The figure hurrying back to his long-forgotten past had just accomplished something more extraordinary than any military feat during the war. At war’s end, he stood alone at the pinnacle of power, but he never became drunk with that influence, as had so many generals before him, and treated his commission as a public trust to be returned as soon as possible to the people’s representatives. Throughout history victorious generals had sought to parlay their fame into political power, whereas Washington had only a craving for privacy. Instead of glorying in his might, he feared its terrible weight and potential misuse. He had long lived in the shadow of the historical analogy to the Roman patriot Cincinnatus, and now, with his resignation at Annapolis, that analogy was complete. When John Trumbull later painted a series of portraits for the U.S. Capitol, he chose Washington’s resignation at Annapolis as one of the crowning moments of the founding era and the highest proof of Washington’s virtue. At the time of the resignation, Trumbull was in London and recorded European wonderment at the news, saying that it “excites the astonishment and admiration of this part of the world.”37
Washington had served as commander in chief for eight and a half years, the equivalent of two presidential terms. His military triumphs had been neither frequent nor epic in scale. He had lost more battles than he had won, had botched several through strategic blunders, and had won at Yorktown only with the indispensable aid of the French Army and fleet.
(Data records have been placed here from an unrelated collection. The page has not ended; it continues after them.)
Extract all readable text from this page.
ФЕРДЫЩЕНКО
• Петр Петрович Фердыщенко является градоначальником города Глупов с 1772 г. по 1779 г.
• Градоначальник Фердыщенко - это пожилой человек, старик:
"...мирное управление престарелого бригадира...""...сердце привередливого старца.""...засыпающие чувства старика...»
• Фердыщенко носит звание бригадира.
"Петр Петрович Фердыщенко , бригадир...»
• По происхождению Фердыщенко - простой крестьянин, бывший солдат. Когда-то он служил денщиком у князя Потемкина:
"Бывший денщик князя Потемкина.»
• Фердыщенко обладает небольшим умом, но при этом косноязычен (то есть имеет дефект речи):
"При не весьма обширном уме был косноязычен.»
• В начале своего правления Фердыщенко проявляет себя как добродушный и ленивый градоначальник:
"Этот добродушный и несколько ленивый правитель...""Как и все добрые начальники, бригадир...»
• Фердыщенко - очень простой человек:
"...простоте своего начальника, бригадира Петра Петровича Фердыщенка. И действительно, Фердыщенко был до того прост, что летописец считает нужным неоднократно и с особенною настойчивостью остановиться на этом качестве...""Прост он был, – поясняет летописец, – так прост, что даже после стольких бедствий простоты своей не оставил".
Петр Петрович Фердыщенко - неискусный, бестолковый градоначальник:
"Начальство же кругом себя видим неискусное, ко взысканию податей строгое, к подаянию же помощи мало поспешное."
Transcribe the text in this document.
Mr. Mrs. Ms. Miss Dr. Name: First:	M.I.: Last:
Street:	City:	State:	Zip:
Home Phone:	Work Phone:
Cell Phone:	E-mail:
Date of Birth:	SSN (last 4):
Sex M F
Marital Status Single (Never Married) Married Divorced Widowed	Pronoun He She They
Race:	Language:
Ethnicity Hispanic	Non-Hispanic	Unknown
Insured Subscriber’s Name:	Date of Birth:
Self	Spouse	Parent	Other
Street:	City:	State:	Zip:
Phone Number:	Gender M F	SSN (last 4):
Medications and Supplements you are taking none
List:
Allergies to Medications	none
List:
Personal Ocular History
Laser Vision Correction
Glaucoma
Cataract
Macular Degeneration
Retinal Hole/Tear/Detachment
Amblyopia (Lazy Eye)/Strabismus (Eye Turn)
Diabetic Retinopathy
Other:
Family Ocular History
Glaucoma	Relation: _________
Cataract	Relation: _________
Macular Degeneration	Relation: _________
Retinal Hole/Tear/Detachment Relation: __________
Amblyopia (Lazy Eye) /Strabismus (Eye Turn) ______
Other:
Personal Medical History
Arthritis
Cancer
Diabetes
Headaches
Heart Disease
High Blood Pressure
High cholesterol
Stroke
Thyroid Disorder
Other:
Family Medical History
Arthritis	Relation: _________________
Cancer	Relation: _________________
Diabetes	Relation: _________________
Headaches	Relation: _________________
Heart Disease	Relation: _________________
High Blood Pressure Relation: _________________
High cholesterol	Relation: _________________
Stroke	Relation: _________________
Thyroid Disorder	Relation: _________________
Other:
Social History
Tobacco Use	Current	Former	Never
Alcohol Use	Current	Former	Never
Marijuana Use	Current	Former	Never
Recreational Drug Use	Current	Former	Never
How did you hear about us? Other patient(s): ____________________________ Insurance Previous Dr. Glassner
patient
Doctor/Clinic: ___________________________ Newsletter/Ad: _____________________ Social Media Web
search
But he was a different kind of general fighting a different kind of war, and his military prowess cannot be judged by the usual scorecard of battles won and lost. His fortitude in keeping the impoverished Continental Army intact was a major historic accomplishment. It always stood on the brink of dissolution, and Washington was the one figure who kept it together, the spiritual and managerial genius of the whole enterprise: he had been resilient in the face of every setback, courageous in the face of every danger. He was that rare general who was great between battles and not just during them. The constant turnover of his army meant that he continually had to start from scratch in training his men. He had to blend troops from different states into a functioning national force, despite deep ideological fears of a standing army. And before the French alliance, he had lacked the sea power that was all-important in defeating the British.